Estás a ler mais intensamente.

Como demonstrar que determinado autor de cadernos de viagem te agrada? Relê o autor várias vezes, consome o autor, ignora o autor quando for preciso, não sintas pena do autor.

O cidadão passa três breves dias em determinado país, volta e conta para os seus: conheci tal país. Vós sempre achastes isto curioso. Já Marco Polo esteve vinte seis anos na China e por vezes confessava: não conheço a China. Numa cidade como Lisboa, é preciso escolher, selecionar, é preciso ir para algum canto, explorá-lo, dar-se por satisfeito. Não podeis ter Lisboa toda para vós. Como dizia um ilustre antigo — é não estar em parte alguma em todo o lado estar.

Pôr por escrito os pensamentos de viagem, os aforismos de viagem, os trechos vagos que te assombram durante uma chuvosa noite em Aveiro. Escreves sobre a viagem como fosses salvar a sanidade de alguém. Provavelmente a tua própria sanidade.

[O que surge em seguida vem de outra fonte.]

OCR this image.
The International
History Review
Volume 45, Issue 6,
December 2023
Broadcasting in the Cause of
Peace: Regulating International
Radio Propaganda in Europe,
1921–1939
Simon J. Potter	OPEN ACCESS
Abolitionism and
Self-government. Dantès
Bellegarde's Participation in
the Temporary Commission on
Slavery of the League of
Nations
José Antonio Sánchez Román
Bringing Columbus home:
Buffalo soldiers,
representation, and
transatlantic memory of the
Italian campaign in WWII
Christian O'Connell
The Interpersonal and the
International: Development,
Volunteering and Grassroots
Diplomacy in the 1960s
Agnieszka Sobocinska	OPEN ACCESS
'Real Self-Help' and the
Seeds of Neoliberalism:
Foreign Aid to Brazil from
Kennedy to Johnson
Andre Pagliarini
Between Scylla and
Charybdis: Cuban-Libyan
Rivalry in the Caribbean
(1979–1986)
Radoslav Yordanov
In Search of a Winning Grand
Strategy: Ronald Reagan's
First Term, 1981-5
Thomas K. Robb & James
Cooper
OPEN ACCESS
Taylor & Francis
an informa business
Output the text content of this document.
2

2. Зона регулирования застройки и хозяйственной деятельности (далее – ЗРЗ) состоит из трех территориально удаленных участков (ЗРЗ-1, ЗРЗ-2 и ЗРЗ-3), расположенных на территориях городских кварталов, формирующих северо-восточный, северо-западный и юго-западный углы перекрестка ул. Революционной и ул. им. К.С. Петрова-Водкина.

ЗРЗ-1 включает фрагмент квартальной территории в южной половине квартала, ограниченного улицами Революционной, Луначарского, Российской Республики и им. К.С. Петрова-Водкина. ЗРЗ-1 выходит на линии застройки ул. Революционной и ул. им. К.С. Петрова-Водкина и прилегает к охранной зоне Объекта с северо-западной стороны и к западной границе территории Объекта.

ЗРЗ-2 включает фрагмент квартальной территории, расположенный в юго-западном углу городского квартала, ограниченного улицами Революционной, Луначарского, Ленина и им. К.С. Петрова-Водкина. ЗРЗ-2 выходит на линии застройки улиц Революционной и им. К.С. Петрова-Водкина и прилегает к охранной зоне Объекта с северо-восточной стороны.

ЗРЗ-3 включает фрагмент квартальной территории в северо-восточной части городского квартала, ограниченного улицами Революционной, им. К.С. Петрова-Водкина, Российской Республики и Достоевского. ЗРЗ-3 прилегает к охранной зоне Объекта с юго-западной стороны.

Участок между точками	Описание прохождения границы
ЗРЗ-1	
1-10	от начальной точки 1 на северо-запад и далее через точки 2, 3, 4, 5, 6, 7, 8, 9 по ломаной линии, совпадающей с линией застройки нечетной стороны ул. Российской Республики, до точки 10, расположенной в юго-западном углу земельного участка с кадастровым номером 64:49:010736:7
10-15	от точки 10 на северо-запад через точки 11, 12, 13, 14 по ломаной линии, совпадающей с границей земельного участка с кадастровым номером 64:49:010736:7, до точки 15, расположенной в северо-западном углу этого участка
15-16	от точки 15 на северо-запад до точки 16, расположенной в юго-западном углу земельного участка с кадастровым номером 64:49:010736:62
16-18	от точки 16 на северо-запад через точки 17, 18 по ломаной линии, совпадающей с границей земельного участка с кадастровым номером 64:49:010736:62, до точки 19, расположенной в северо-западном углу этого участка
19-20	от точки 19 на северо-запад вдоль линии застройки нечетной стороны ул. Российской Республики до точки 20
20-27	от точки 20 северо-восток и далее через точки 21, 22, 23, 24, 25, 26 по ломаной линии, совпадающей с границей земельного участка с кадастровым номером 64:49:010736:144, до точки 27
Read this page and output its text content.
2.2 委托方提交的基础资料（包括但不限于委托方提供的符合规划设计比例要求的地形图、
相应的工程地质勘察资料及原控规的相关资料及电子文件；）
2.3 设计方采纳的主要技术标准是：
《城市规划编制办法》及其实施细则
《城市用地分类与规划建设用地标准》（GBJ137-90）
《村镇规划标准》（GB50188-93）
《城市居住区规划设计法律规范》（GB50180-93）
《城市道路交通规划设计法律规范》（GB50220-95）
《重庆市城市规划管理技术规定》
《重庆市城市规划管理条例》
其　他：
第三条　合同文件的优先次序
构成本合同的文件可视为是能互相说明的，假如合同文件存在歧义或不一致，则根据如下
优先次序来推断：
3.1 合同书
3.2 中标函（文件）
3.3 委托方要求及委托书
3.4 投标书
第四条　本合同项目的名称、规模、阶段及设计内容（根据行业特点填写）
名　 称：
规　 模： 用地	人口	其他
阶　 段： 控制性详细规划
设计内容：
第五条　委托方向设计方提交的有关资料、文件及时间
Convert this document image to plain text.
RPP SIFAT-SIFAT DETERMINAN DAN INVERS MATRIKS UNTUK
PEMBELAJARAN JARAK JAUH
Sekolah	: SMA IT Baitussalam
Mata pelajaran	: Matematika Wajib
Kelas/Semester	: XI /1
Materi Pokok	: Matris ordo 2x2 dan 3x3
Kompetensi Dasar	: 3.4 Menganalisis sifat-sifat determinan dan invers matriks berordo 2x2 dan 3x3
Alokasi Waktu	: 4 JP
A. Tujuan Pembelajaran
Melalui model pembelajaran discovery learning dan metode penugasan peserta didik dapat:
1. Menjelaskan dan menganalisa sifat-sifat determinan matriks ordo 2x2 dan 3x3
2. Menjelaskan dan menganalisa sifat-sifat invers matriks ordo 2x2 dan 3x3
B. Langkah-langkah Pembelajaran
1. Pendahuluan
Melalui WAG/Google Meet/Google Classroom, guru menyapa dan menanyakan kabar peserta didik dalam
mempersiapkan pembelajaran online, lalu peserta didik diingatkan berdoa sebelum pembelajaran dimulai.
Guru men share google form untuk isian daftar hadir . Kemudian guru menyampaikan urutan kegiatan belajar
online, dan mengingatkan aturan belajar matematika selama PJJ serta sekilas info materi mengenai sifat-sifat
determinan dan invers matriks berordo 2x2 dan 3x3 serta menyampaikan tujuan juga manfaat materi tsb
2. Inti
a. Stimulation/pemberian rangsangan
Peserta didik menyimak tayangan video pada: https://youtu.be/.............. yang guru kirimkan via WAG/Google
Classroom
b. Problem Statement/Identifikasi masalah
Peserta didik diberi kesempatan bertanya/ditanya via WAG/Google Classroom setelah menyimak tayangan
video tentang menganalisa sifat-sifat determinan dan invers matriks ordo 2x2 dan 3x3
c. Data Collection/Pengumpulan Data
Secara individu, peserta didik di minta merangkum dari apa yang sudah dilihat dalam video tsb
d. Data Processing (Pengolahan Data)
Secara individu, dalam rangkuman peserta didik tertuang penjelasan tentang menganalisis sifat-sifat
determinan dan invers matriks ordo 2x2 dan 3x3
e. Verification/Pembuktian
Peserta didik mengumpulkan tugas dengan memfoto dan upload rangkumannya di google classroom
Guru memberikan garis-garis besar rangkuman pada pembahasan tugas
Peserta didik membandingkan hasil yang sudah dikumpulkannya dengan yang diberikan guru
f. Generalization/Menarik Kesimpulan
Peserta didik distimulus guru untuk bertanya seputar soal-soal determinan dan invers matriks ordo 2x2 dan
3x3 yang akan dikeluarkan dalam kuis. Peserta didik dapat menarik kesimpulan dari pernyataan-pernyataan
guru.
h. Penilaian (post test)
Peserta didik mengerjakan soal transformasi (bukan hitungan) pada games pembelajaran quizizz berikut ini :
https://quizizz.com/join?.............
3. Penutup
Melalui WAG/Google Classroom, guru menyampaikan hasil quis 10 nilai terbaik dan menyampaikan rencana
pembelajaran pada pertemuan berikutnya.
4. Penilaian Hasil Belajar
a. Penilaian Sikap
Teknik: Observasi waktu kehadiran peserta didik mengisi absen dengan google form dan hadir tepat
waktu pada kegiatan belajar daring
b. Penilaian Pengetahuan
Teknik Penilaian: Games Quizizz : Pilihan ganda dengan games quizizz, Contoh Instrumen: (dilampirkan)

É improvável imitar ipsis litteris a rota de outro viajante — as diferenças (ruas, estilo, temperatura [meteorologia de forma geral], profundidades, cores, linhas, pessoas etc.) são de imediato percebidas. Como dizia o teu avô: precisas criar os teus caminhos. 

Noutras palavras: o teu comboio vai para o outro lado. Tens uma certa emoção, queres tornar isto o mais claro possível — ao teu modo.

O tempo em Aveiro no período natalício: sol, chuva, ventos, sol, chuva, sol, ventos, chuva, ventos, sol. Uma escola de transitoriedade, as nuvens aveirenses ensinam-te que tudo passa. Nada é permanente. (Falar sobre as dificuldades de se trabalhar como meteorologista em Aveiro.)

Num passeio público junto ao Tejo, perto do Cais do Sodré, a ouvir a lamentosa sirene de um ferry que afasta-se para dentro do nevoeiro, ofereceram-te, em cinco ocasiões, sacolinhas de maconha. (…) A partir de então, decides ser mais cauteloso com a tua vestimenta.

É possível estar em Lisboa sem estar em Lisboa? Se lês os apontamentos lisboetas de Fernando Pessoa estás também a perambular pelas ladeiras, a ver as casas coloridas, estás a navegar o mesmo Tejo, a ouvir o fado — é possível viajar até às quintas portuguesas sem nunca aterrar em Portugal? Em que sítio estamos quando lemos os relatos do viajante, do observador? Cochilas com o Livro do desassossego ao colo e pensas para ti mesmo: onde é que me meti — onde nos metemos quando folheamos o Livro do desassossego? 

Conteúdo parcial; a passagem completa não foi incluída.